The Transportation Technical Advisory Committee approved the resolution with some questions on Wednesday. The Transportation Policy Coordinating Committee will take it up next.

“It’s better for Missoula to get $31 million to complete this project rather than no dollars,” Wilson said.

Work is underway to complete the first five-lane section of Russell Street. (Missoula Current file photo)
Members of the committee agreed, though one issue lingered. If the city or county were to secure a federal grant to help fund the project, or if the project came in under cost, it would lessen MDT’s contribution, not that of the MPO.

That removes the local incentive to apply for grants and look for other funding sources.

“There’s no motivation for the community to apply for a BUILD grant,” said committee member Shane Stack. “The way this is structured, there’s no motivation for the city or county to do anything. I don’t understand why we wouldn’t go for a win-win.”

If the resolution is ultimately adopted, including the recommendations passed on Wednesday, MDT will continue its plans to convert Russell to a five-lane corridor from Third to Mount. Similar work is already underway from Dakota to Broadway.
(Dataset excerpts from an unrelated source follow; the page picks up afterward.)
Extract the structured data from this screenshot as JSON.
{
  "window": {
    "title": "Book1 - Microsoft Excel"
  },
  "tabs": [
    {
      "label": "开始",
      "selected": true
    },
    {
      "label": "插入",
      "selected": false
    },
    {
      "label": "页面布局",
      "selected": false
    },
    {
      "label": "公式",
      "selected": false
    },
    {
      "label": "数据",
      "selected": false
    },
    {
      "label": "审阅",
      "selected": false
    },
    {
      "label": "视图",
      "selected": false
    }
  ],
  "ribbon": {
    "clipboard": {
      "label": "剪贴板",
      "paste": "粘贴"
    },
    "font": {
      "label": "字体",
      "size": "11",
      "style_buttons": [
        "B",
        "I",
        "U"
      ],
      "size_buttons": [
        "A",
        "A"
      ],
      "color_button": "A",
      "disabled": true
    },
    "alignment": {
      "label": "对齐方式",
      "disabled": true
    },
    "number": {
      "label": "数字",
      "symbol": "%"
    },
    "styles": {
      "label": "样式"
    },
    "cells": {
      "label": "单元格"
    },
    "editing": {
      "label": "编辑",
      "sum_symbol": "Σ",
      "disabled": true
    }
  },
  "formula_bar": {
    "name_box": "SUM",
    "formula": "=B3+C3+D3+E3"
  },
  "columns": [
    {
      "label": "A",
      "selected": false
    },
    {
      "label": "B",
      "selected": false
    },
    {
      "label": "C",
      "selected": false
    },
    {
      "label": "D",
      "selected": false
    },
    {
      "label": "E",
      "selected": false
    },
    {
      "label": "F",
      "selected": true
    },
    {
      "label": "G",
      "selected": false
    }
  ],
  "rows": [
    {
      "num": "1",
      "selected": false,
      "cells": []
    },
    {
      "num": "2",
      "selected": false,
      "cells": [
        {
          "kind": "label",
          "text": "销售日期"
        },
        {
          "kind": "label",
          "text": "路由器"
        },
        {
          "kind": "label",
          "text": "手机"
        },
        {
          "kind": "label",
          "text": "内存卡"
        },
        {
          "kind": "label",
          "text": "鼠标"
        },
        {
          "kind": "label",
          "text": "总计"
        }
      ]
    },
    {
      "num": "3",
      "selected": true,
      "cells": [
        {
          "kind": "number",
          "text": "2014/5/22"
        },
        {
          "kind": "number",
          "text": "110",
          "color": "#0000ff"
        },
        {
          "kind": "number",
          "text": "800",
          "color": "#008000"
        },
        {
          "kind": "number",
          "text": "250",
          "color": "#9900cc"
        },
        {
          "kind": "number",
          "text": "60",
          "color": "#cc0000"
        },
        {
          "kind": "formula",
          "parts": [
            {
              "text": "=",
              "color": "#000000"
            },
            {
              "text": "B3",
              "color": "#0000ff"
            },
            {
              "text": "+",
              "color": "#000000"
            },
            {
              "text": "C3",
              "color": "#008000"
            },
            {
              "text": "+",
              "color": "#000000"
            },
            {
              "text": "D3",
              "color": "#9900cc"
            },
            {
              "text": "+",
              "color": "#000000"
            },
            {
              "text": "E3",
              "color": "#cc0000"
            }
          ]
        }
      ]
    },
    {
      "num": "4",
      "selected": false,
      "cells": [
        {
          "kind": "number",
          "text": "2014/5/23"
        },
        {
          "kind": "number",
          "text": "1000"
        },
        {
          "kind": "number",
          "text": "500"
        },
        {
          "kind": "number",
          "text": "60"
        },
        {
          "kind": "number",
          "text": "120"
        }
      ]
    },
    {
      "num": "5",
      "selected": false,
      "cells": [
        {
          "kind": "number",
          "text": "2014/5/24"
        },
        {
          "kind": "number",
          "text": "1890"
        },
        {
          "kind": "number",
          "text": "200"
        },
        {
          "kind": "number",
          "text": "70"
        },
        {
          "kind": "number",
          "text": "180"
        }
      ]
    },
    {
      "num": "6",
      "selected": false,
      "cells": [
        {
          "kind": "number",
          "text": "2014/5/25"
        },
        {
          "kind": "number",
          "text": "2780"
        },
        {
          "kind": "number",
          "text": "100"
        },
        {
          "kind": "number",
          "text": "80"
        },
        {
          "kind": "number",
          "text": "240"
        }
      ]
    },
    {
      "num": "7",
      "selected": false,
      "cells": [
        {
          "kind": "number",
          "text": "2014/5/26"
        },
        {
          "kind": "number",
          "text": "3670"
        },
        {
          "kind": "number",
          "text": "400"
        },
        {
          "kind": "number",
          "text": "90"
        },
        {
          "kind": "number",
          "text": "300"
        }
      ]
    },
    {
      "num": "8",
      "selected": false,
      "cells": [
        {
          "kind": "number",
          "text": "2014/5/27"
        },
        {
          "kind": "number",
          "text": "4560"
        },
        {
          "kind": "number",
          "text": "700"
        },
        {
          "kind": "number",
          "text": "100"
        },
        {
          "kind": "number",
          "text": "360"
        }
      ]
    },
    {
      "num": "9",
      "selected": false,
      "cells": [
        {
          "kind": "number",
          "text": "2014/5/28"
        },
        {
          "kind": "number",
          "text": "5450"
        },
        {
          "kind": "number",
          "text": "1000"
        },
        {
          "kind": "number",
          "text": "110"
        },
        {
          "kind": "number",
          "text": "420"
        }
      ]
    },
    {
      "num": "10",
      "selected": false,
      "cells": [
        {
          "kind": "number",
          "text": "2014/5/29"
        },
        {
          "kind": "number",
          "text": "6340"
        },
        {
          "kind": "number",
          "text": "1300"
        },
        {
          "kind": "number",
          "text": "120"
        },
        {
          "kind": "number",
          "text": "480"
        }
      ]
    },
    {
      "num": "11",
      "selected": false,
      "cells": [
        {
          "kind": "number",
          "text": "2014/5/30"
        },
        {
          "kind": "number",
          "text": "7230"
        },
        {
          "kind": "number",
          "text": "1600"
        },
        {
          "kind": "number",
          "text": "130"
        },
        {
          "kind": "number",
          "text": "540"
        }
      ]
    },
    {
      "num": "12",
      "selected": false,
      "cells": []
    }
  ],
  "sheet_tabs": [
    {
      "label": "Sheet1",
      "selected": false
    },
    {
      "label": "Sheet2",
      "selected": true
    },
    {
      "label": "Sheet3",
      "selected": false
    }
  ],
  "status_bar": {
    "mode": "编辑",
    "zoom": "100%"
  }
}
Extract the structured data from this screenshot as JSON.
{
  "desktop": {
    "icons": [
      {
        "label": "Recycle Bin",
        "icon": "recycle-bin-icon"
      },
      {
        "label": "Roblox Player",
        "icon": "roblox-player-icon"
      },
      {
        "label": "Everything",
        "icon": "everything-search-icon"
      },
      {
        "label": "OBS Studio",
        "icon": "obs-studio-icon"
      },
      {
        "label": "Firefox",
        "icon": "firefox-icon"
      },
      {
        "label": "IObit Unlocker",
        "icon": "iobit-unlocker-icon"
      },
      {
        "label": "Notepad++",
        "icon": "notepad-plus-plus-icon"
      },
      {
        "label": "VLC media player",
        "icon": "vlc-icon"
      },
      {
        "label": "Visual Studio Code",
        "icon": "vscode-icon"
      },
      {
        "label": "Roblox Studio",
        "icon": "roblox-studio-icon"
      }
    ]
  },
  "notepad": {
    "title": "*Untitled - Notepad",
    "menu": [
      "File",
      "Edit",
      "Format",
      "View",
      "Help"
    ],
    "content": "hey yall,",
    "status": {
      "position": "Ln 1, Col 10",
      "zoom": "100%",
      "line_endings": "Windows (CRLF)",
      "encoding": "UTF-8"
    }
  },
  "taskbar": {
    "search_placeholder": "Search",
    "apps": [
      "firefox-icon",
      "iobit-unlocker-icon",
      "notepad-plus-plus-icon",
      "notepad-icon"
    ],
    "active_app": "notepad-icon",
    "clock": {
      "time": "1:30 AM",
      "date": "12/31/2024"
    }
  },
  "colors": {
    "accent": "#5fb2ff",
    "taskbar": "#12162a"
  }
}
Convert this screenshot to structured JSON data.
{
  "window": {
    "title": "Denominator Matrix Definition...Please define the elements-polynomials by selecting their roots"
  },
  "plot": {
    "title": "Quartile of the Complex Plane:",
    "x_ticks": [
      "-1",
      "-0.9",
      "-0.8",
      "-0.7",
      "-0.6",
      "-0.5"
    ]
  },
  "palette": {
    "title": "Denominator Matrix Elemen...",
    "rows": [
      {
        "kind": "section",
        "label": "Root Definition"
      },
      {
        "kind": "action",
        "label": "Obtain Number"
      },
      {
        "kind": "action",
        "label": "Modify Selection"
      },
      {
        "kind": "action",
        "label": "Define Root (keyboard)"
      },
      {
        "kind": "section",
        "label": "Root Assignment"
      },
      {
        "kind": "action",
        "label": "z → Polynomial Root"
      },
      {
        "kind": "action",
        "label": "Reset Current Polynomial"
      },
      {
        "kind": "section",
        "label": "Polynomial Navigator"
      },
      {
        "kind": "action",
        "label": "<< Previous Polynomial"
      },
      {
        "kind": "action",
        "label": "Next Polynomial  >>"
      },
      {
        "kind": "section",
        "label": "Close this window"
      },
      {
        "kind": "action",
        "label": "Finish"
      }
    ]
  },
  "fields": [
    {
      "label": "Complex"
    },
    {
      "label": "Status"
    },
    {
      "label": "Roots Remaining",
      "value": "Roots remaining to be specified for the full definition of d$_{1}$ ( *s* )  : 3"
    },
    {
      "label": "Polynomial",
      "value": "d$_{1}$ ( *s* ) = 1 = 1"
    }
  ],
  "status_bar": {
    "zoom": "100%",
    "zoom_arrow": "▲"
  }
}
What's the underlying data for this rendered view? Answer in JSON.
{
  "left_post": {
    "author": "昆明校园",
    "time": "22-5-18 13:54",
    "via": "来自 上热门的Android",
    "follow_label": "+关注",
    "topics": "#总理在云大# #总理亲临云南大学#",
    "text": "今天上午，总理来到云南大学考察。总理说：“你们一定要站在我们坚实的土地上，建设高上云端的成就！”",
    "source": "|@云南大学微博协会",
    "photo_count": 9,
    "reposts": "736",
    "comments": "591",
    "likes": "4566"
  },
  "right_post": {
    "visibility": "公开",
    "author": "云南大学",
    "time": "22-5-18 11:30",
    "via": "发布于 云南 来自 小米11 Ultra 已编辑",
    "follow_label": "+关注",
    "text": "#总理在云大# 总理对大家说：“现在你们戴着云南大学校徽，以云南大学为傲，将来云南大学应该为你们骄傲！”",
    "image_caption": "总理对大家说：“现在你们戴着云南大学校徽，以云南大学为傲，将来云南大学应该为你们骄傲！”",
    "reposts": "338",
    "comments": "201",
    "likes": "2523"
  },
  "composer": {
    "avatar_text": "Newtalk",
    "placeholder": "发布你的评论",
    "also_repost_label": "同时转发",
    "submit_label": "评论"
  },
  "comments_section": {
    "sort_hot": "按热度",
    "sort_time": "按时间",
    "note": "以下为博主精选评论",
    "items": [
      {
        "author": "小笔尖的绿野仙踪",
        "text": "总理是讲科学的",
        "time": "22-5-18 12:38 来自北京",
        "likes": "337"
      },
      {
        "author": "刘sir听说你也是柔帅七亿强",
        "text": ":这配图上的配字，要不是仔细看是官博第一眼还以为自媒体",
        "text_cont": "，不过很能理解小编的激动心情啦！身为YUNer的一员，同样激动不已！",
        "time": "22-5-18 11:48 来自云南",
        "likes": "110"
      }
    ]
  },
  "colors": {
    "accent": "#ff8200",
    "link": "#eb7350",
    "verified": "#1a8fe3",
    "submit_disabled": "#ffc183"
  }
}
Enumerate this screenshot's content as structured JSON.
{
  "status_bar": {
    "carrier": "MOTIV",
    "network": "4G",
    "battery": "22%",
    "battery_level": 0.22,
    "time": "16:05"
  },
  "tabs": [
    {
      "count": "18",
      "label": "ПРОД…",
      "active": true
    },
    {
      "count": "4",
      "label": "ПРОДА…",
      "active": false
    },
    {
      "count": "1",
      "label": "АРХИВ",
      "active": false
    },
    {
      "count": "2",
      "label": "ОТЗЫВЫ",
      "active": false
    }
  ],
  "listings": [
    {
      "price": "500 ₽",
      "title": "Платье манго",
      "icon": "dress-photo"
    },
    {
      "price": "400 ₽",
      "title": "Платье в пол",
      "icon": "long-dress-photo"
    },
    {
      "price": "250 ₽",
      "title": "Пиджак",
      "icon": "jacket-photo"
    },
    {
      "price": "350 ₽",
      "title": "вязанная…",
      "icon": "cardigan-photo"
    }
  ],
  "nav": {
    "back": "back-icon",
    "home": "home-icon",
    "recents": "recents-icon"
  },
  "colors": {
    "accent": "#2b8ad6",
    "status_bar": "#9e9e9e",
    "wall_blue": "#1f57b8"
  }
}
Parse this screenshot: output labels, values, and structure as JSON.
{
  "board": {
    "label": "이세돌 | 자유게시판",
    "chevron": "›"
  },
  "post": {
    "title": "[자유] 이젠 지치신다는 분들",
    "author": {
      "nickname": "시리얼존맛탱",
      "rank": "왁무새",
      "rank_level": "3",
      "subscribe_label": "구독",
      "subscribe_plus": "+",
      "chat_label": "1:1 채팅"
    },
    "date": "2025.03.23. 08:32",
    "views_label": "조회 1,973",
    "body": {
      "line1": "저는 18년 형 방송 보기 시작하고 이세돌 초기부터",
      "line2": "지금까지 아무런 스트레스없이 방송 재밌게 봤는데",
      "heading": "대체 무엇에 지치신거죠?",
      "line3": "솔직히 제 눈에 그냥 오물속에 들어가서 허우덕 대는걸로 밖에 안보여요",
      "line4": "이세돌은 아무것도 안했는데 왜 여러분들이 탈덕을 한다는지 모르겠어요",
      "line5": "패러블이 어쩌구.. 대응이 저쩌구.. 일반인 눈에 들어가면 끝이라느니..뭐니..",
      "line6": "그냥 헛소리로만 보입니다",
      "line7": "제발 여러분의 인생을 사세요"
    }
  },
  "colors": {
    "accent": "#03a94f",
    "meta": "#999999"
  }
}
Construction of the southern segment is slated for 2024, while the Broadway intersection would be completed in 2025. That timeline is subject to change.

But not everyone supports the project, including self-described activist John Wolverton, a member of the Missoula Advocates for Sustainable Transportation. He suggested the city and MDT scrap the project and apply the funds to maintain its current infrastructure.

“The next 30 years won’t look anything like the last 30 years,” he said. “The era of road building is closing. We can’t take care of the roads and infrastructure we already have. This time should be devoted to taking care of infrastructure we already have.”

Members of the committee noted the project’s public input and expressed support for the improvements. The project has been decades in the making but went unfunded until recently.

“I’m appreciative of MDT’s willingness to bring a lot of money to the table to get this done,” said committee member Ben Weiss. “I want us all to realize we’re using 30 years of our local federal money and MDT is infusing a ton of money into this project. Hopefully, we won’t have the same issue come up in the future and we’ll solve our transportation issues in a different way.”